2011年09月19日 | 新聞投書から
  調子に乗ってというわけではありませんが今日は2本立てで。

  朝日新聞デジタルで読んだ9月18日付「声」欄への投書です。投書者は大津市の55歳で高校教員という男性で、おそらく紙面へは大阪版への掲載だったのでしょう。

釈然とせぬ新幹線乗り継ぎ

  在来線から新幹線への乗り継ぎで釈然としない出来事に遭った。最寄り駅の始発に乗り、新大阪駅始発の九州新幹線「みずほ」に夫婦で乗車する予定だった。ところが京都駅を出た先行する電車に不具合が生じ、「遅れて運行しています」との車内放送が再三流れた。
  5分遅れで新大阪駅に着いたが、接続時間はわずか1分。猛ダッシュしたものの、九州新幹線のホームに向かう階段の途中で「みずほ」が発車する音を聞いた。
  頭では新幹線を遅らせるわけにはいかないと分かる。大雨、強風、事故などでこういう目に遭うということも理解できる。だが、いわば同じJRの車両に起きた不具合でこういう目に遭うことは何か釈然としない。次の九州新幹線に乗り換えの手続きをすると、乗車予定だった「みずほ」より50分遅い「さくら」だった。このため熊本には90分近く遅れて着くことに。
  今回は、漱石「草枕」ゆかりの熊本・玉名市の小天(おあま)温泉に早く着き、荷物を宿に預けて散策をと思っていたが、行けない箇所が出てしまった。
(引用終)


  これを読んで釈然としなくなったのはむしろ拙者です。どこがといいますと、“5分遅れで新大阪駅に着いたが、接続時間はわずか1分”というくだりです。

  おそらく投書者は東海道線701K列車(野洲駅始発0444時=土休日ダイヤ)に自宅最寄り駅から乗り、0554時に新大阪駅着、そして0600時発の「みずほ601号」に乗る予定だったのだろう。とすれば5分遅れで接続1分というのも辻褄が合います。

  そこでJTB時刻表を取り出し、新幹線と在来線との「乗り換えに必要な標準時分」というページを開いてみると、新大阪駅での東海道線との間は10分とあります。ちなみにこれは「おでかけネット」内にある新大阪駅の構内案内でも同じ時間で記されています。

  体力に自信があればそれ未満でも乗り継ぎは可能でしょう。

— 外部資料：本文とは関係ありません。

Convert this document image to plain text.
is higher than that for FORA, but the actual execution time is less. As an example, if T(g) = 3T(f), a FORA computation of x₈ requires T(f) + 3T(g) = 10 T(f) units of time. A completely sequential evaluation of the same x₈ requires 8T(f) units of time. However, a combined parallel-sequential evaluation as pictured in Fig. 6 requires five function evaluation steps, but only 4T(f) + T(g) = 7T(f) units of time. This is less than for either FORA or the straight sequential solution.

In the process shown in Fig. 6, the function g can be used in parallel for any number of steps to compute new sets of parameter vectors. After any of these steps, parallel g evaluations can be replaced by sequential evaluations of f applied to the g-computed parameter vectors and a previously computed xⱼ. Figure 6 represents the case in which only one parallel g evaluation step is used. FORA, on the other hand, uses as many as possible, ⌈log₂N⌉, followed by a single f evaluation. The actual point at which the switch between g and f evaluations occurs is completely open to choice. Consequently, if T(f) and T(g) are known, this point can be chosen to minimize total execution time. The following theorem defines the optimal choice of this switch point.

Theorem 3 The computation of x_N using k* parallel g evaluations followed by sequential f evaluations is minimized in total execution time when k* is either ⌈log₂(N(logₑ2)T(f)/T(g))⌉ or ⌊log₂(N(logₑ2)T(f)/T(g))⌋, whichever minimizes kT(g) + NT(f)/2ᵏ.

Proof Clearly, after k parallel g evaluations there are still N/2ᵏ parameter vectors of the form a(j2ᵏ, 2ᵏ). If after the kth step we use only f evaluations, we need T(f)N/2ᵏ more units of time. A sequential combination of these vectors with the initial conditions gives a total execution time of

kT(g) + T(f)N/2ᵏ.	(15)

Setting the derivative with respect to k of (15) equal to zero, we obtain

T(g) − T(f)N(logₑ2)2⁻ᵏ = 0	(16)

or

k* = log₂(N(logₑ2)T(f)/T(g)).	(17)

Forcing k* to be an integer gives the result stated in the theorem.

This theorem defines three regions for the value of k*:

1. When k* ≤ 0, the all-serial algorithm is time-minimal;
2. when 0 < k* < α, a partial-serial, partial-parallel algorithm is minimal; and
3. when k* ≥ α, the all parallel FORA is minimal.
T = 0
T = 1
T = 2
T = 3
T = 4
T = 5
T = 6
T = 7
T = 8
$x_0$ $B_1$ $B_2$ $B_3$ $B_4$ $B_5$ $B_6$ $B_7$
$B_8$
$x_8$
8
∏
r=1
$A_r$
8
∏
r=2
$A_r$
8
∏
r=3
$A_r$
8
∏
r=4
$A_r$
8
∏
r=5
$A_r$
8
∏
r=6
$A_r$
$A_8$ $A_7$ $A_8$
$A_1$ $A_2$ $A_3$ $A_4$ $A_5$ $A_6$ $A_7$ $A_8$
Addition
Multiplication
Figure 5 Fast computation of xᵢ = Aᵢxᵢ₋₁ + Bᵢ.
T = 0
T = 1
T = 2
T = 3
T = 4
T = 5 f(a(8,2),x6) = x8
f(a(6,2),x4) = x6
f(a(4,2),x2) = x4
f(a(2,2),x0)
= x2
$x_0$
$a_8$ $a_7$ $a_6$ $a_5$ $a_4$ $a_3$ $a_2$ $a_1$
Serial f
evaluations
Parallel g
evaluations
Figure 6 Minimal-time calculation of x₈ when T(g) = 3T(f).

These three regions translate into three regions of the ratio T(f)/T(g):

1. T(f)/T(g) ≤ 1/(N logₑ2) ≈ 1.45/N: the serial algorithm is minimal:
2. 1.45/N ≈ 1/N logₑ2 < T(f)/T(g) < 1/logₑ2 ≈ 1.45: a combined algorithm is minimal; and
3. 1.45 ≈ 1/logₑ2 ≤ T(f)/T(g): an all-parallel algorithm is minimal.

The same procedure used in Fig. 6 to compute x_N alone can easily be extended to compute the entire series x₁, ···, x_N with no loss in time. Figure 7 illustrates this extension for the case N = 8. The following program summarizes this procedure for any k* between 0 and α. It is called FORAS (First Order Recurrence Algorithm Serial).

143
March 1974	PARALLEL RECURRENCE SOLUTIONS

しかし鉄道側が具体的な数字を出して案内しているなら、それより短い時間の列車は元から接続対象外と考えるのが当然でしょう。そうしなければ無理な乗り換えを鉄道側が自ら勧めていることになってしまいます。無理なスピードで大事故を起こしたのをもう忘れたのかと苦言を呈したくなります。安全は他人任せばかりで成り立つものではありません。

  旅行をするときは無理な行程を立てず余裕を持ってというのは基本中の基本です。しかも大津市といえば鉄道旅行の第一人者、種村直樹氏の故郷でもあります。そこの高校教師が無理な行程を立てておきながら半ば責任転嫁とは、氏がお元気なら生徒に示しがつきませんゾと苦い顔をなさったのではないでしょうか。